Our research is supported by funds from the Swedish Research Council for Health, Working Life and Welfare (FORTE), and Stiftelsen 1759.
Our work is primarily based on longitudinal population-based data from the SNAC-K study and the NEAR infrastructure. We collaborate extensively in international consortia, including SHARED, COSMIC.
Current projects
Reserve and resilience in cognitive and brain aging
Aging is associated with structural shrinkage, molecular alterations and functional disruptions affecting most parts of the brain. In turn, these brain changes have been linked with decline in several cognitive domains, including working memory, episodic memory, processing speed, and executive function. However, inter-individual variability in cognitive performance is often too vast to be accounted for by the brain pathology markers alone. Instead, the processes of neural decline which include brain atrophy, synaptic loss, and white matter degradation are widely believed to be counteracted by the processes of neural enhancement that involve preservation, repair, or replenishment of neural resources.
The model of cognitive reserve (CR) is one of the most well-known theories of compensatory mechanisms restricting the impact of brain damage on cognitive outcomes. CR is assumed to manifest through two mechanistic functions: neural reserve, the efficiency or capacity of pre-existing functional brain networks; and neural compensation: the ability to enlist compensatory strategies to withstand interruption in the face of damage. Despite much previous research on CR, considerable questions about its role in cognitive aging remain unanswered. These can be summarized across three key areas:
- Reserve operationalization approaches
- Selection of brain pathology markers supposedly modified by reserve; and
- Consideration of changes in reserve during aging.
The work conducted by our group aims to provide answers to some of these questions.

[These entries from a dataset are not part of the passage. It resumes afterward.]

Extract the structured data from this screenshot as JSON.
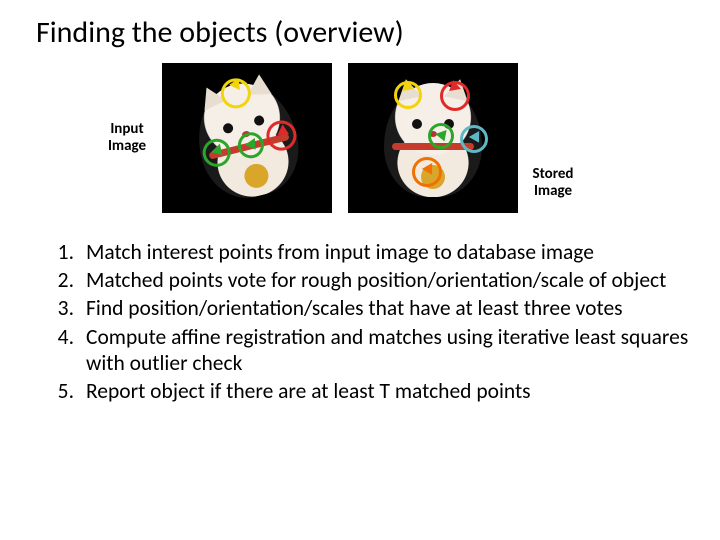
{
  "title": "Finding the objects (overview)",
  "images": {
    "input_label": "Input Image",
    "stored_label": "Stored Image"
  },
  "steps": [
    "Match interest points from input image to database image",
    "Matched points vote for rough position/orientation/scale of object",
    "Find position/orientation/scales that have at least three votes",
    "Compute affine registration and matches using iterative least squares with outlier check",
    "Report object if there are at least T matched points"
  ]
}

Extending the model of reserve to physical resilience
Physical resilience describes an individual’s ability to withstand decline or recover function in the face of age-related losses or diseases. It is believed to be shaped by the individuals’ intrinsic biological resources, but also by the social and psychosocial environments they inhabit. It is thought to manifest through two complementary processes: resistance (outright avoidance of negative perturbations) and recovery (restoration of homeostasis following a disturbance). And since resilience has been defined as a whole-person level characteristic that cuts across organ systems, enhancing it may have the potential to improve multiple outcomes facing a variety of stressors.

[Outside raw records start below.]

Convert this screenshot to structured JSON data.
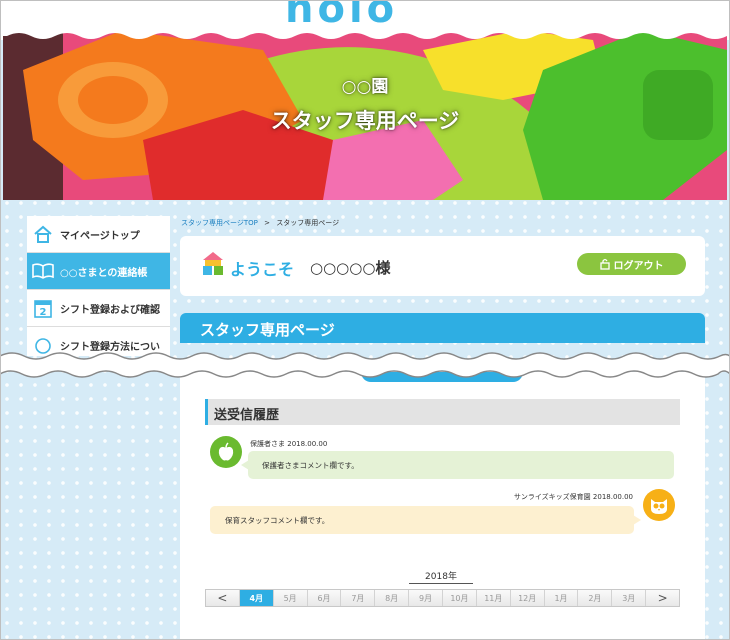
{
  "header": {
    "logo_fragment": "nolo",
    "hero_subtitle": "○○園",
    "hero_title": "スタッフ専用ページ"
  },
  "sidebar": {
    "items": [
      {
        "label": "マイページトップ",
        "icon": "house-icon",
        "active": false
      },
      {
        "label": "○○さまとの連絡帳",
        "icon": "open-book-icon",
        "active": true
      },
      {
        "label": "シフト登録および確認",
        "icon": "calendar-icon",
        "active": false
      },
      {
        "label": "シフト登録方法につい",
        "icon": "clock-icon",
        "active": false
      }
    ]
  },
  "breadcrumb": {
    "home": "スタッフ専用ページTOP",
    "separator": ">",
    "current": "スタッフ専用ページ"
  },
  "welcome": {
    "greeting": "ようこそ",
    "name": "○○○○○様",
    "logout_label": "ログアウト"
  },
  "page_header": {
    "title": "スタッフ専用ページ"
  },
  "history": {
    "title": "送受信履歴",
    "messages": [
      {
        "sender": "保護者さま",
        "date": "2018.00.00",
        "text": "保護者さまコメント欄です。",
        "avatar_icon": "apple-icon"
      },
      {
        "sender": "サンライズキッズ保育園",
        "date": "2018.00.00",
        "text": "保育スタッフコメント欄です。",
        "avatar_icon": "owl-icon"
      }
    ]
  },
  "calendar": {
    "year": "2018年",
    "prev": "<",
    "next": ">",
    "months": [
      "4月",
      "5月",
      "6月",
      "7月",
      "8月",
      "9月",
      "10月",
      "11月",
      "12月",
      "1月",
      "2月",
      "3月"
    ],
    "selected_month": "4月"
  },
  "colors": {
    "accent_blue": "#2eaee3",
    "logout_green": "#8bc53f",
    "parent_bubble": "#e5f2d6",
    "staff_bubble": "#fdf0d0"
  }
}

While its theoretical premise is largely well described and its promise well recognized, considerable questions remain about [1] how resilience is formed, [2] how it should be measured, and [3] what its consequences are for older adults’ long-term outcomes, including disability trajectories, healthcare utilization, and mortality. In this project we aim to provide answers to these pressing questions. Our recently published article in the Journals of Gerontology Medical Sciences, (Physical Resilience May Offset Mortality Risks Associated With Genetic Predisposition to Shorter Survival: A Population-based Cohort Study), represents a first of a series of studies on physical resilience, demonstrating that better-preserved walking speed in late life (for a given clinic-psychosocial profile) partly modified mortality risk associated with genetic predisposition to shorter survival. We are expanding this framework further, integrating complementary models of SuperAgers and centenarians.
Depression in old age
Depression in late life demands urgent attention, due to its severe consequences for the individuals, their families, and the healthcare systems. It is a multifactorial disorder that likely occurs as a result of an interplay between social and biological factors unfolding throughout the entire life course. In our research, we seek to uncover:
- Heterogeneity of late-life depression in terms of severity, symptom profile, and natural history, and comorbidity
- Social inequalities in late-life depression and its prevention via modifiable lifestyle factors.
- Mitigation of depression’s negative health and functioning consequences
- Optimizing care and management of late-life depression.